Feminists, MRAs, conservatives, liberals, LGBT people, Muslims, Christians, atheists, are all, for the most part, just ordinary people living ordinary lives. They aren't the enemy, they aren't evil, they aren't immoral, they just have slightly different concerns than you do. They have beliefs you do not share, and yes, that can be scary or maddening or concerning, but I'm willing to bet that if we all set our biases aside, if we all ditched the hyperbolic, childish, extreme rhetoric and had an actual conversation with these folks, we'd find an awful lot of common ground. And we'd sure as hell have a better chance of changing things for the better.

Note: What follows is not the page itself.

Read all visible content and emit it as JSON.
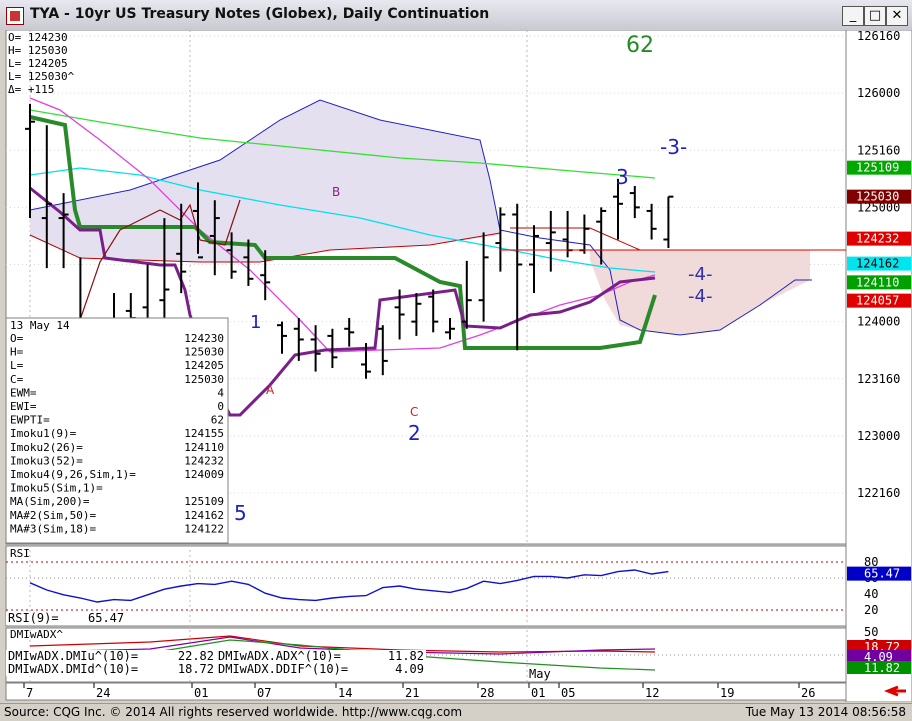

I certainly can't tell you what to do. I can't demand that you stop posting stupid memes and misinformed news stories on Facebook, or that you suddenly become tolerant to views you abhor. I can, however, ask you to, at the very least, stop for a moment and ask yourself if your biases reflect reality in any way whatsoever. If you genuinely believe that "they", whoever that is to you, are truly the awful people you think they are. I can ask you to take a moment out of your day to ask yourself if hating them is improving things at all, for anyone. I can ask you, ask myself, ask everyone, to put their money where their mouth is, and start actively working for what we claim to believe so dearly in.